Zumitos y 'souvenirs'
Paseo por el mercado de la Boqueria. Voy con mi amiga Núria Pujol, traductora y excelente cocinera que en sus frecuentes viajes a Nueva York está extendiendo la pasión por los erizos de mar allende los océanos. Desayuno en el Clemens -bocadillo de salchichas y pimientos verdes-, mientras leemos medio periódico cada uno. Damos una vuelta por los laterales; rápido al Genaro y a un par de verdulerías, que en estas fechas andan colmadas de setas de todas las clases y precios.
Paseo por este lugar como en una foto tridimensional que contuviera distintas imágenes del mismo sitio. Mi abuela y mi madre trabajaron aquí de carniceras, antes de irse al mercado de la Barceloneta. Cada mañana, las floristas de La Rambla les traían una gardenia que prendían en la solapa, canturreando a Machín. Las clientas comenzaban a aparecer a eso de las seis y era raro despachar a un desconocido. De niño, muchas vendedoras de aquí me eran familiares. Los pasillos olían fieramente a tripas cocidas, a sal, fruta dulce y pescado. Gatos y basuras competían por hacerse un hueco en la parte que daba a la plaza de la Garduña. En mi adolescencia, antes de las rejas nocturnas y los horarios de funcionario, uno terminaba aquí de madrugada, recién abierto, a desayunar antes de meterse en la cama. Aún de noche, durante 30 años, desde la cercana calle de Joaquín Costa, el difunto socio de mi padre venía cada día a comprar almendras recién tostadas -calientes aún- para acompañar el trayecto hasta el taller.
Paseo por la Boqueria, tempranito. Leyendo medio periódico. Gritan como siempre las 'pescateras'
La Boqueria ha cambiado, como toda la ciudad; como la vida, mayormente. Y está bien que vengan los turistas a verla, y a fotografiarla.

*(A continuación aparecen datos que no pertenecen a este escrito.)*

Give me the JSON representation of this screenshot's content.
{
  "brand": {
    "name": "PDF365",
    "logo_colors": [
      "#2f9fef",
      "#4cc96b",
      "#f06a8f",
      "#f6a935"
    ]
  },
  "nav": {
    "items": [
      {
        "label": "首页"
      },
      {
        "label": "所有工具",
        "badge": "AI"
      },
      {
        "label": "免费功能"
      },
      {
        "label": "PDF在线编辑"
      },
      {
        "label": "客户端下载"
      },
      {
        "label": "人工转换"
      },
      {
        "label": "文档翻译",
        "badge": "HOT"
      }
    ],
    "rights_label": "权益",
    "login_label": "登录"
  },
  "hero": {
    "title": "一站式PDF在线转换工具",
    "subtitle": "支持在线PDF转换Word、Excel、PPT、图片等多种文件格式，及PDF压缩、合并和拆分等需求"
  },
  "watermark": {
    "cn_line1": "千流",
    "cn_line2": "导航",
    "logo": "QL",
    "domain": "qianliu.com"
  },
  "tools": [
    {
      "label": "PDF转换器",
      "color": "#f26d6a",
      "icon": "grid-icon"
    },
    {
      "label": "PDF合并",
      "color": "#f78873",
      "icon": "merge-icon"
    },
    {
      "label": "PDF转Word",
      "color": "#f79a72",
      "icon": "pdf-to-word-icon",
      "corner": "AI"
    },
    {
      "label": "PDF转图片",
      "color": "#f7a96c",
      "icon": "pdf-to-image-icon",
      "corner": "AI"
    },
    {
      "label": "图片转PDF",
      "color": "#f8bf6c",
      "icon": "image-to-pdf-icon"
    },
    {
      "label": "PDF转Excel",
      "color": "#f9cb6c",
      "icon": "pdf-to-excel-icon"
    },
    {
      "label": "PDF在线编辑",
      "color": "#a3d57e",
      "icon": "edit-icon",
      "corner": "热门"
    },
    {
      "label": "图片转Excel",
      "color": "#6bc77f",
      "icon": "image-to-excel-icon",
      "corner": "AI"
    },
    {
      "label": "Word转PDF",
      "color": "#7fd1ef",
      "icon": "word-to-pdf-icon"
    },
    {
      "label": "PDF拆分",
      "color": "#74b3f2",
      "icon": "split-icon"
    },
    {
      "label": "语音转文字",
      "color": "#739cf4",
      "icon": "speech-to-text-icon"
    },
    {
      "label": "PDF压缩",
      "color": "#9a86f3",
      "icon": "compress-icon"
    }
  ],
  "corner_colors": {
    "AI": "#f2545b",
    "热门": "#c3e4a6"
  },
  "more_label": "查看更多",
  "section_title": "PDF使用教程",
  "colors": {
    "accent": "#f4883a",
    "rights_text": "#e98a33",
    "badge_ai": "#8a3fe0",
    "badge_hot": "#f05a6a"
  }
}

Eso, en el fondo, es lo que queríamos todos, a fuerza de mostrarla al visitante como si de una gloria nacional se tratara. Ahora se nos ha transformado en una especie de organismo difuso, tan seguro de sí mismo que es capaz de parodiarse sin perder la clase. Es cierto que anda muy sobrada ya de mirones, cuyas caras de asombro o de asco ante ciertos productos les delata como oriundos de naciones ricas. Pero también se ha llenado de emigrantes que han reverdecido comercios al borde de la extinción, como las casquerías. Venden recuerdos y chucherías, y a veces más parece una feria cutrona que un mercado de comestibles; pero sigue ofreciendo una gama inimaginable de productos, sin ser -ni de lejos- el más caro de la ciudad.

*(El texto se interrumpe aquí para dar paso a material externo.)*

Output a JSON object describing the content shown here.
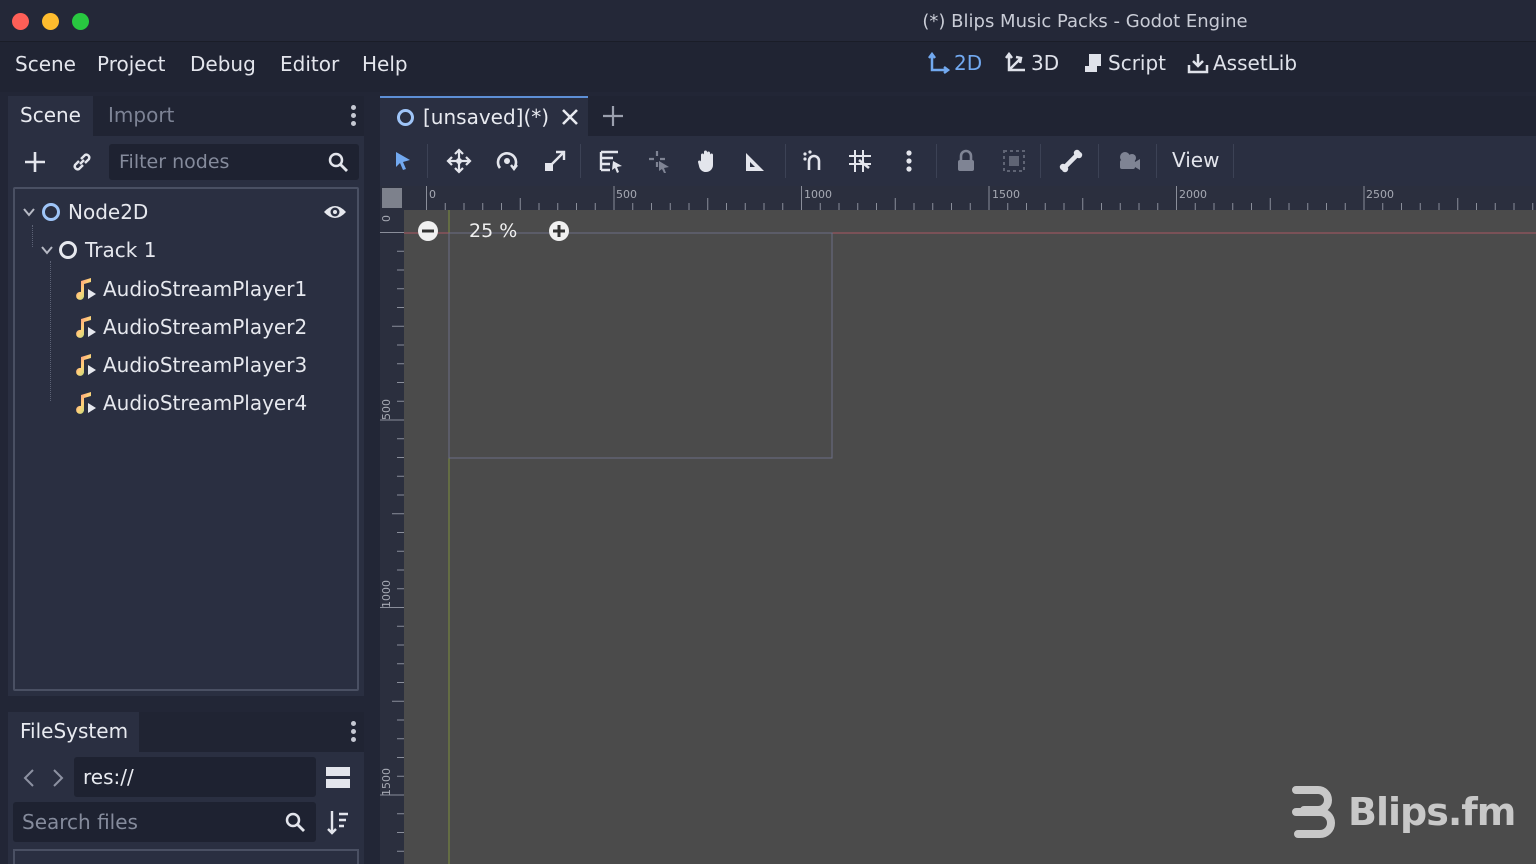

Nos crispan, nos revientan, ya lo sabemos. Fruterías donde es más importante despachar la macedonia, el refresquito o el zumito de mango, que atender a la clientela. Restaurantes paelleros y tiendas de vinos, libros o pizzas, donde no va a pararse nunca un ama de casa. Empujones, atascos, flashes, tipos que se tiran media hora para comprar un pomelo, parejas de turistas maduritos palpando el género, enjambres de rubias que chillan de verdadero terror ante las pinzas de un centollo todavía vivo. Sí, nos hacen sentir forasteros en este laberinto ya concebido para ellos y no para nosotros. Al demonio las macedonias y al demonio los zumitos, ofrecidos en perfecto inglés. Pero, por alguna extraña razón, no podemos dejar de ir. Y hacemos colas kilométricas para saborear un filete. O regresamos en peregrinación a comprar muslos de pato o hígados de rape.

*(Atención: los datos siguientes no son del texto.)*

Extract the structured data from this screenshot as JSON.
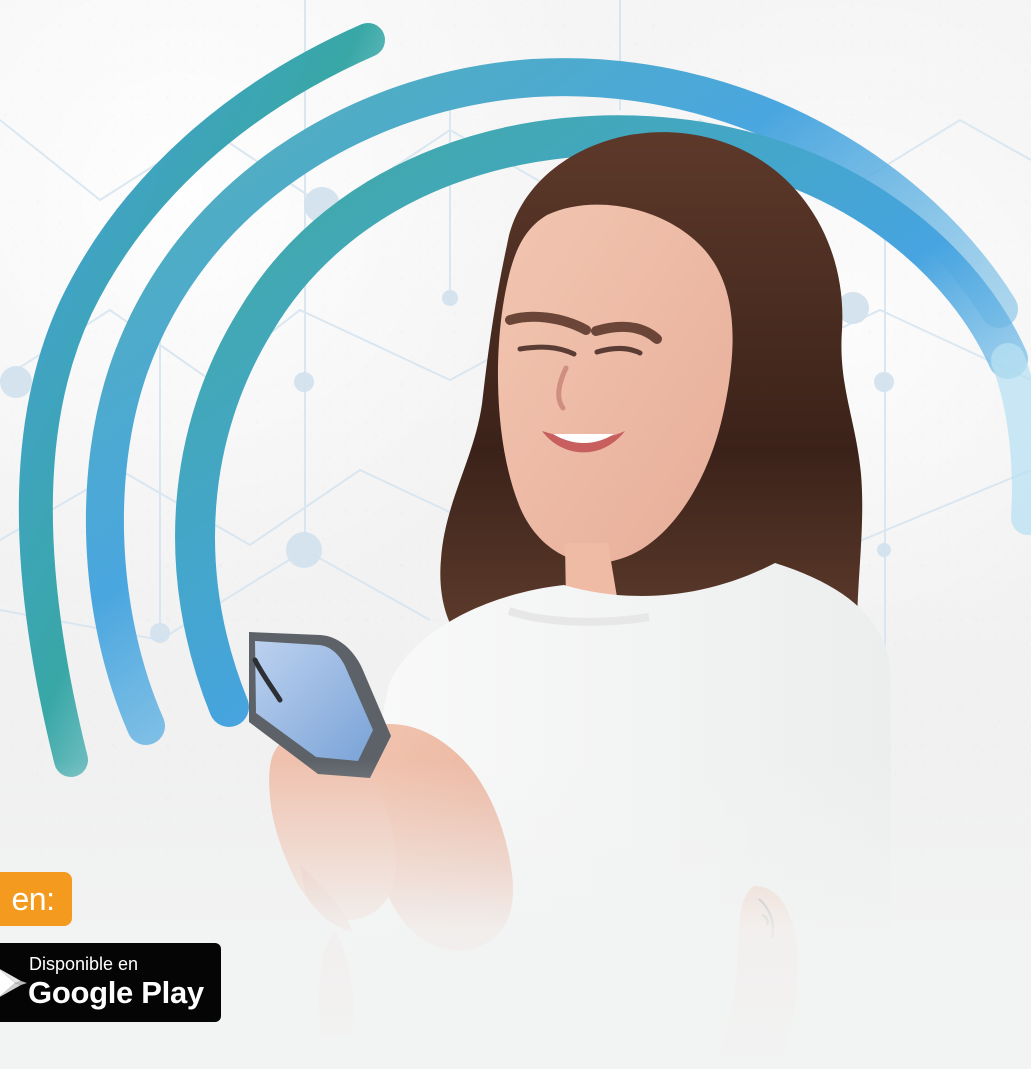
{
  "promo": {
    "badge_text": "en:",
    "store_top": "Disponible en",
    "store_name": "Google Play"
  },
  "icons": {
    "store": "google-play-icon"
  },
  "colors": {
    "badge": "#f49b1f",
    "button": "#050505",
    "arc_start": "#3aa7a3",
    "arc_end": "#4aa6df"
  }
}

Paseo por la Boqueria, tempranito. Aún se coge algún rayito de sol invernal. El señor de la pala aún no ha comenzado a descargar visitantes con su ritmo frenético. Desayuno en el Clemens -bocadillo de salchichas y pimientos verdes-, leyendo medio periódico. Gritan como siempre las pescateras; y las del buey y la ternera -más discretas- abren una vaca en canal. Cierro los ojos, cerramos los ojos, y se lo perdonamos todo.